The right kind of retail to invest in

Unlike Digital Realty, STORE Capital (STOR) was heavily impacted by the pandemic. Specifically, STORE Capital's primary focus is on single-tenant properties occupied by service and retail tenants. And about one-third of the company's properties are occupied by tenants in industries like movie theaters, family entertainment centers, fitness centers, day cares, and other properties that were largely forced to shut down or operate at a greatly reduced capacity for much of 2020.

However, the recent news has been encouraging.

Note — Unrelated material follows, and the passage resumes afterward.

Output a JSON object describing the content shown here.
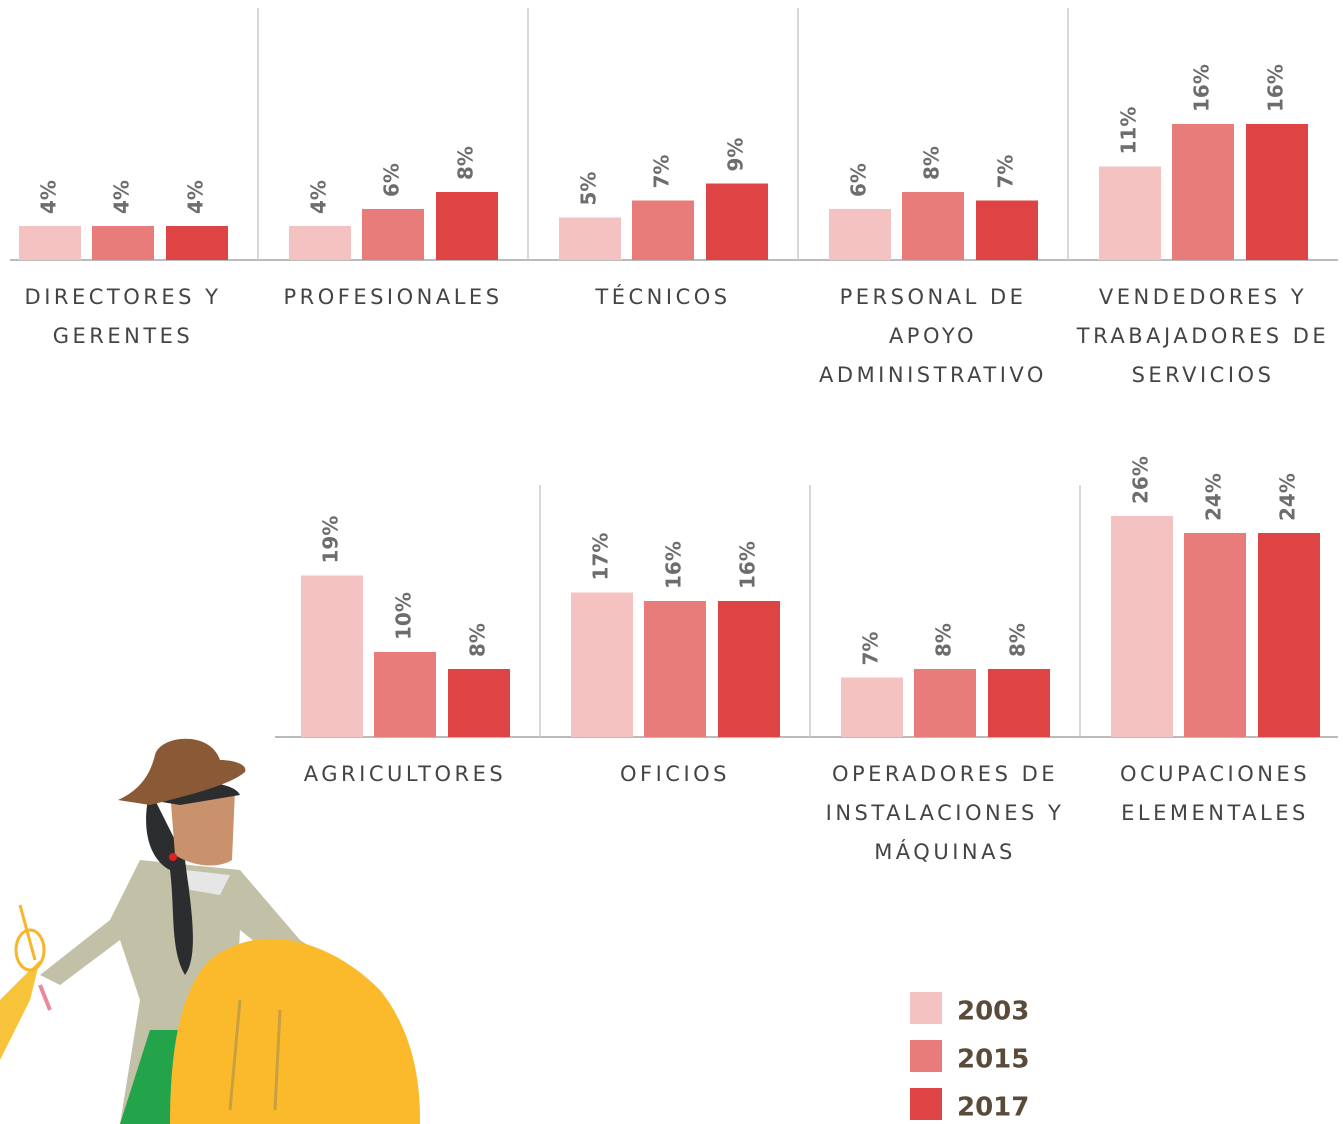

STORE's rent collection has steadily grown from 70% of billed rent at the height of the pandemic to 93% in February. Nearly all of the company's properties (except for a few theaters) are open for business. And STORE expects to be in all-out growth mode in 2021 with more than $1 billion in acquisition volume.

With shares still about 15% below their pre-pandemic high and a well-covered 4.2% dividend yield, STORE is a rapidly growing REIT that should produce an excellent combination of growth and income.

This collection of old Sears properties could be worth billions

Seritage Growth Properties (SRG 0.32%) was specifically created to buy a portfolio of properties occupied by Sears and Kmart stores. Of course, nobody thinks owning a Sears is a good investment these days. But that's the point.

Seritage owns a total of 183 properties with 26.5 million square feet of space and plans to gradually convert most of them into premier mixed-use real estate. And the early results have been impressive, with completed and released projects generating about four times the rental income of their previous (Sears) tenants. Seritage has only completed redevelopment on about 8.5 million square feet of properties that it owns, so it's still in the early stages. And it hasn't even touched most of its large-scale, premier (highest-potential) properties yet.

Currently, Seritage isn't profitable. And this isn't surprising -- after all, large-scale redevelopment costs money, and less than one-third of the company's real estate is currently generating rent. But the value-creation potential is enormous, especially when it comes to Seritage's most promising properties. With a market cap of less than $900 million, Seritage could multiply several times over if it can successfully execute on its vision.

Don't expect quick profits

To be perfectly clear, I'm suggesting these as attractive real estate stocks for long-term investors. I have absolutely no idea what they'll do over the next few weeks or months, and if there are further interest rate spikes and/or delays in reopening, investors could be in for a turbulent ride in the short term.

Having said that, I'm quite confident that investors who buy at these levels and hold for the next decade will be very glad they did. Invest accordingly.